The White House website has removed the page devoted to climate change action and posted newly sworn-in President Donald Trump’s pledge to undo environmental regulations and “revive America’s coal industry.”
The 361-word policy outline on the new page, titled “America First Energy Plan,” makes no reference to global warming or climate change, except to note Trump’s commitment to “eliminating harmful and unnecessary policies such as the Climate Action Plan and the Waters of the U.S. rule.”
The Climate Action Plan, which the Obama administration launched in 2013, set forth a strategy for slashing greenhouse gas emissions from power plants. The utility sector makes up the largest portion of the country’s carbon footprint, producing 30 percent of emissions, according to 2014 data from the Environmental Protection Agency. That’s because coal, by far the dirtiest-burning fossil fuel, once served as the country’s primary source of electricity.
Republican-dominated states have sued to halt the Climate Action Plan, and last February the Supreme Court granted a stay on the rules until a lower court hears the case. Oklahoma Attorney General Scott Pruitt, Trump’s nominee to head the EPA, led the charge to block the plan. With Trump now in the White House, Republican majorities in Congress and an open seat on the Supreme Court, the climate rules are in jeopardy.
Trump, along with many Republican lawmakers, blames former President Barack Obama’s push to cut emissions for the virtual collapse of the coal industry over the past decade. But the domestic coal industry was already on the decline before the Clean Power Plan.
The U.S. coal industry has struggled for several reasons, including the risky bet many companies made on the future of coal consumption in China. While China still uses enormous amounts of coal, it has dramatically curbed its consumption over the last few years as it invests heavily in renewable energy.
The U.S. natural gas boom likely sealed the domestic coal industry’s fate, as the less-polluting fuel became cheaper. In 2001, just 17.1 percent of U.S. electricity came from natural gas generation. By 2014, the share from natural gas had increased to 27.4 percent. Now it is tied with coal at 33 percent.

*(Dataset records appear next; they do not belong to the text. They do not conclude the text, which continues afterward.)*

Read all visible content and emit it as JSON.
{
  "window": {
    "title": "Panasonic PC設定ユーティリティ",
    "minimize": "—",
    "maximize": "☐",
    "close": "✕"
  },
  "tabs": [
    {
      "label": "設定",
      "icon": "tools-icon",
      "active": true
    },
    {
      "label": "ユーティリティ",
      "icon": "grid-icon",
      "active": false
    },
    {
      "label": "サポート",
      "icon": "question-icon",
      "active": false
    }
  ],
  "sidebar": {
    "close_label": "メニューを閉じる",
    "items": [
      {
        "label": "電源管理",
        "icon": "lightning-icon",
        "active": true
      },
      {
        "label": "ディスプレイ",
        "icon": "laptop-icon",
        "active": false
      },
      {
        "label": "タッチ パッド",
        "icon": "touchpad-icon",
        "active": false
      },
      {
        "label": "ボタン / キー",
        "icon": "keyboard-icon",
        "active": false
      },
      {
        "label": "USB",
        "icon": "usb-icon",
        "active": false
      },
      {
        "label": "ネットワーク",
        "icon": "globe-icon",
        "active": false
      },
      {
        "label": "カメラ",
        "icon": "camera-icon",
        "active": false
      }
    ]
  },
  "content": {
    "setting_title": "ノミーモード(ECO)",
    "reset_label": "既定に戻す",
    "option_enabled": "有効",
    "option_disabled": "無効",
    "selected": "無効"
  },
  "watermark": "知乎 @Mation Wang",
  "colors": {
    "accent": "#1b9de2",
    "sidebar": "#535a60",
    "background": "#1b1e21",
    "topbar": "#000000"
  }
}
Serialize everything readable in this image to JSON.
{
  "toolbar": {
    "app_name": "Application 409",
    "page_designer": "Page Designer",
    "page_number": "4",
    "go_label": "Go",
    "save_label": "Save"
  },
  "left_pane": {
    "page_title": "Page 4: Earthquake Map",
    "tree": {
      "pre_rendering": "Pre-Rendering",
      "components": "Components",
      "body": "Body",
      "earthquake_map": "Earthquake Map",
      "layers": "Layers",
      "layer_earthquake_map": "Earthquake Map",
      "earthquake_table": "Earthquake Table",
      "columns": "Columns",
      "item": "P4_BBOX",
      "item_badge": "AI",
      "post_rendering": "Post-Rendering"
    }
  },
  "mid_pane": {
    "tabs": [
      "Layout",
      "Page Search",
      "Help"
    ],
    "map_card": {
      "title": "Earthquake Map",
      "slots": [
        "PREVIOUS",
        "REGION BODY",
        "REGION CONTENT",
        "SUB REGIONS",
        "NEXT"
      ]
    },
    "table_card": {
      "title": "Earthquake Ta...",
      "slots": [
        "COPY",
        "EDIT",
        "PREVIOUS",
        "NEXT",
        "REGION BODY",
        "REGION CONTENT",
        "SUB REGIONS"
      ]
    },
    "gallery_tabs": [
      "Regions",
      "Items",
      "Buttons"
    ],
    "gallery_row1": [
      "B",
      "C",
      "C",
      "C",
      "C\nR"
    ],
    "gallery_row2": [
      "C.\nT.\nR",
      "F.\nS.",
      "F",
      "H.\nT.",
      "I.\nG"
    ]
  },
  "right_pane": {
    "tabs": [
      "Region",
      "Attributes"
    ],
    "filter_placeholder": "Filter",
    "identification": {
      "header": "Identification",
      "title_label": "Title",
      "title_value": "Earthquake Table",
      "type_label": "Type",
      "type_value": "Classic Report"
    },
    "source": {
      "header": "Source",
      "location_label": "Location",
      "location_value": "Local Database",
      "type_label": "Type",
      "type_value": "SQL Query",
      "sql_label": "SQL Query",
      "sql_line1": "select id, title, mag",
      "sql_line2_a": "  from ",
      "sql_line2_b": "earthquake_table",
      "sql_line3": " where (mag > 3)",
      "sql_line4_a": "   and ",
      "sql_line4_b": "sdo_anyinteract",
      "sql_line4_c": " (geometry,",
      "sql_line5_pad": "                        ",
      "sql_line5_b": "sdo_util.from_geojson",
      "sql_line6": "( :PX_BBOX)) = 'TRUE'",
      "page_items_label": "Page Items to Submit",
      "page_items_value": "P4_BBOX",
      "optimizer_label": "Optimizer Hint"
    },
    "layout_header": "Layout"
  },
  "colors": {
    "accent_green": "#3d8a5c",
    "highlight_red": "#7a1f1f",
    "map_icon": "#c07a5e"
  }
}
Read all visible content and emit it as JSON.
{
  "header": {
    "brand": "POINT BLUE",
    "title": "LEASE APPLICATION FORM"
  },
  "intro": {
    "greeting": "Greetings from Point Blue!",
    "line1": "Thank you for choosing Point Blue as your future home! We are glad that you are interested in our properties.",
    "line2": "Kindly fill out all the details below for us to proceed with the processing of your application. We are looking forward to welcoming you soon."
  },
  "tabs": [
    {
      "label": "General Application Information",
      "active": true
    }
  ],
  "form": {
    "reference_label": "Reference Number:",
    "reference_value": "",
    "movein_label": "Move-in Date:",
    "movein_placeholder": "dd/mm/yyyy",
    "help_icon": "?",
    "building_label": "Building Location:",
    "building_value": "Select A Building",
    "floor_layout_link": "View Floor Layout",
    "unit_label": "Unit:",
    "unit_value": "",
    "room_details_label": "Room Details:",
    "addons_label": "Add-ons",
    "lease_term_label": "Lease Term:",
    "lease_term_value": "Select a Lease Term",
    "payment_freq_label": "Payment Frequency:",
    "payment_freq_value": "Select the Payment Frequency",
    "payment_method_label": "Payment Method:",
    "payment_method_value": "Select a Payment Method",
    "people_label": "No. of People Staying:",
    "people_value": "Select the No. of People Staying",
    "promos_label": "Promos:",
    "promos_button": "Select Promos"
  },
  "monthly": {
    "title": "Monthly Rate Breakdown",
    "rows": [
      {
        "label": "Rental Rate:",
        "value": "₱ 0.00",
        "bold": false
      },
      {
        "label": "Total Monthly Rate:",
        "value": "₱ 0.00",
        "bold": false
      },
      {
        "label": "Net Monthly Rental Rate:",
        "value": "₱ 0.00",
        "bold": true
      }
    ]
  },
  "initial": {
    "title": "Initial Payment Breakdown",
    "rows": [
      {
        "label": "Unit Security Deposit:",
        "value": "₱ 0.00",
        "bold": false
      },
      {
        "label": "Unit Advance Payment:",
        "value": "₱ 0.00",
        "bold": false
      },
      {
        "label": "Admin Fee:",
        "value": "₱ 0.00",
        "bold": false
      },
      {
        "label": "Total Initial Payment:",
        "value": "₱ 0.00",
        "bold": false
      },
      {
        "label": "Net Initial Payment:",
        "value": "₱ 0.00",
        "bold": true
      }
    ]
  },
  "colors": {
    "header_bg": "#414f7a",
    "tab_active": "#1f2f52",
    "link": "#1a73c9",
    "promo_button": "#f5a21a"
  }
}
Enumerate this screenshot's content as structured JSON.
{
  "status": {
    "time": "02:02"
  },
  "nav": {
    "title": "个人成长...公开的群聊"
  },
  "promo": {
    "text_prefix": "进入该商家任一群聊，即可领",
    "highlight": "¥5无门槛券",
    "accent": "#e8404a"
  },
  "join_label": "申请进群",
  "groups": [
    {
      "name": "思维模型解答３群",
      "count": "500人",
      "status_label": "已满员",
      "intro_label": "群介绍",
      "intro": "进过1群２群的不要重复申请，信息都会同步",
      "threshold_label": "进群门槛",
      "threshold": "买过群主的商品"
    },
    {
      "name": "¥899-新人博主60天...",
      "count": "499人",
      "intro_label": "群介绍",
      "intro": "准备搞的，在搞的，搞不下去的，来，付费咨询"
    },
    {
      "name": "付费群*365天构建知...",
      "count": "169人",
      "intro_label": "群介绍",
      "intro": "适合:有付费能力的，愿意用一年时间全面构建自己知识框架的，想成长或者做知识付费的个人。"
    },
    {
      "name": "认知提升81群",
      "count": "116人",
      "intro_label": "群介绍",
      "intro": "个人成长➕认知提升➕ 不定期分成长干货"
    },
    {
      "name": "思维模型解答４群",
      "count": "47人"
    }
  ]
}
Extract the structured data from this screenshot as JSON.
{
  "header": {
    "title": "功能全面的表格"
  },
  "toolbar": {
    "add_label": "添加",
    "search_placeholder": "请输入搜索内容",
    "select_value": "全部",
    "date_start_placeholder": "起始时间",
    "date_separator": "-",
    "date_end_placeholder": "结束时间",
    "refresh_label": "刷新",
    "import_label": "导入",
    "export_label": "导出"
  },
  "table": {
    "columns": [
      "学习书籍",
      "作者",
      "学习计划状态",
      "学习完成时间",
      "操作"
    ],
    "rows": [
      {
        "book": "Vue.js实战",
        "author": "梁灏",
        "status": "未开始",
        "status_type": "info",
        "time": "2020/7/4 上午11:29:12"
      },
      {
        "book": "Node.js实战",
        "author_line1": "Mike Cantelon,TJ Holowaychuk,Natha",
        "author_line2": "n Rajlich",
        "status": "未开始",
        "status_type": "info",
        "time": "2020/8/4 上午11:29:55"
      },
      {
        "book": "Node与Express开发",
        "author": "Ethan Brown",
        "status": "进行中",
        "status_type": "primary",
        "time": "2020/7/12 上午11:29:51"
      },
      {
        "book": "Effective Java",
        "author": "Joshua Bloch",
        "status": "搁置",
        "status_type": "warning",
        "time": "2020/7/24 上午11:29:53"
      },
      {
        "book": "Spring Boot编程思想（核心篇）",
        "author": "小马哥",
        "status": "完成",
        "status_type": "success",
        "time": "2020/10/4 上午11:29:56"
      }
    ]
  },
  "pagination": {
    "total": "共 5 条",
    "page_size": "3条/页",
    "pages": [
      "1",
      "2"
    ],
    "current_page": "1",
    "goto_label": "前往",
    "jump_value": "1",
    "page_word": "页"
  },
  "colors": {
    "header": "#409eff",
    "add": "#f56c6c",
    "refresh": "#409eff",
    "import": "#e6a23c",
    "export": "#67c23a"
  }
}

Trump’s pick for secretary of state, Rex Tillerson, previously led a company that vowed to eat coal’s lunch with its natural gas business. Exxon Mobil has showed no signs that it plans to cut back on natural gas production.
The Trump Administration is also committed to clean coal technology, and to reviving America’s coal industry. White House website
“Sound energy policy begins with the recognition that we have vast untapped domestic energy reserves right here in America,” the new White House website reads. “The Trump Administration will embrace the shale oil and gas revolution to bring jobs and prosperity to millions of Americans.”
The new president’s energy plan ― to the extent it’s explained on the website ― seems to signal a shift away from renewable energy sources, which flourished under Obama. Trump, who has called climate change “a hoax,” has also stacked his Cabinet with fossil fuel allies who, even if they acknowledge that the planet is warming, question the overwhelming scientific evidence that puts the blame on carbon emissions.
“Less expensive energy will be a big boost to American agriculture, as well,” says the new White House site. “The Trump Administration is also committed to clean coal technology, and to reviving America’s coal industry, which has been hurting for too long.”
The White House website for the Council on Environmental Quality, which was founded in 1969, also disappeared on Friday afternoon.
Study after study shows the planet began rapidly warming as the concentration of greenhouse gases in the atmosphere soared in response to humans burning coal, oil and gas on an industrial scale. Separate analyses from two federal agencies released Wednesday show that 2016 was the hottest year on record.
“Minutes after he was sworn in, any illusion that Trump would act in the best interests of families in this country as President were wiped away by a statement of priorities that constitute an historic mistake on one of the key crises facing our planet and an assault on public health,” Sierra Club Executive Director Michael Brune said in a statement. “This is a shameful and dark start to Trump’s Presidency, and a slap in the face to any American who thought Trump might pursue the national interest.”
How Trump might actually ease coal’s pain is unclear. Even coal magnate Robert Murray said in 2014, “If you think it’s coming back ... you’re smoking dope.”
This article has been updated with information about the CEQ website.